Si la décision rectificative, qui s'intègre par son régime juridique à la décision rectifiée, est soumise aux règles ordinaires et donc aux mêmes voies de recours que la décision rectifiée, selon qu'elle a été rendue en premier ou dernier ressort, il résulte toutefois des dispositions de l'article 462 dernier alinéa du code de procédure civile que, si la décision rectifiée est passée en force de chose jugée, la décision rectificative ne peut être attaquée que par la voie du recours en cassation.



Une décision est passée en force de chose jugée lorsque, en application de l'article 500 du code de procédure civile, elle n'est plus susceptible de recours suspensif d'exécution.



En l'espèce, le premier jugement (rectifié ) du 07 septembre 2017 a été notifié à chacune des parties le 19 septembre 2017, date de la distribution contre émargement à chacune des parties du courrier de notification du jugement les informant des délai, voie et modalités de recours, à savoir l'appel au cas d'espèce.

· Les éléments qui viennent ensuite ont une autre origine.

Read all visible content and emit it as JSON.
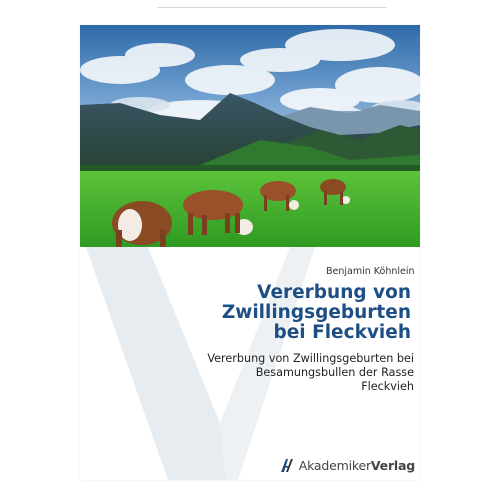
{
  "book": {
    "author": "Benjamin Köhnlein",
    "title": "Vererbung von Zwillingsgeburten bei Fleckvieh",
    "subtitle": "Vererbung von Zwillingsgeburten bei Besamungsbullen der Rasse Fleckvieh",
    "publisher_prefix": "Akademiker",
    "publisher_suffix": "Verlag"
  },
  "colors": {
    "title": "#1d4f84",
    "v_shape": "#e6ecef",
    "sky_top": "#2f6aa8",
    "grass": "#3fae2c"
  },
  "icons": {
    "publisher_logo": "akademiker-verlag-logo-icon"
  }
}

Lorsque la caisse a interjeté appel le 25 octobre 2017 ( date du cachet de la poste figurant sur l'enveloppe d'expédition de son courrier d'appel), le délai d'appel d'un mois fixé à l'article 538 du code de procédure civile était expiré, l'appel étant en conséquence tardif, étant précisé que le dépôt d'une requête en rectification d'erreur matérielle ne constitue pas une cause d'interruption ou de suspension du délai d'un mois courant à compter de la notification pour faire appel du jugement.



La décision rectifiée du 07 septembre 2017 étant passée en force de chose jugée lors de la formation du recours introduit le 25 octobre 2017 contre la décision rectificative, celle-ci ne pouvait être attaquée que par la voie du recours en cassation.

D'où il suit que l'appel tant de la décision rectifiée du 07 septembre 2017 que de la décision rectificative du 05 octobre 2017 est irrecevable.



Il n'apparait pas inéquitable de laisser à la société la charge des frais irrépétibles qu'elle a exposés.



PAR CES MOTIFS



LA COUR,



DECLARE irrecevable l'appel interjeté le 25 octobre 2017 par la CPAM du Maine et Loire.



DEBOUTE la CPAM du Maine et Loire de sa demande en frais irrépétibles.



DEBOUTE la société Lactalis Nestle Ultra-Frais Marques de sa demande en frais irrépétibles.



CONDAMNE la CPAM du Maine et Loire aux dépens d'appel.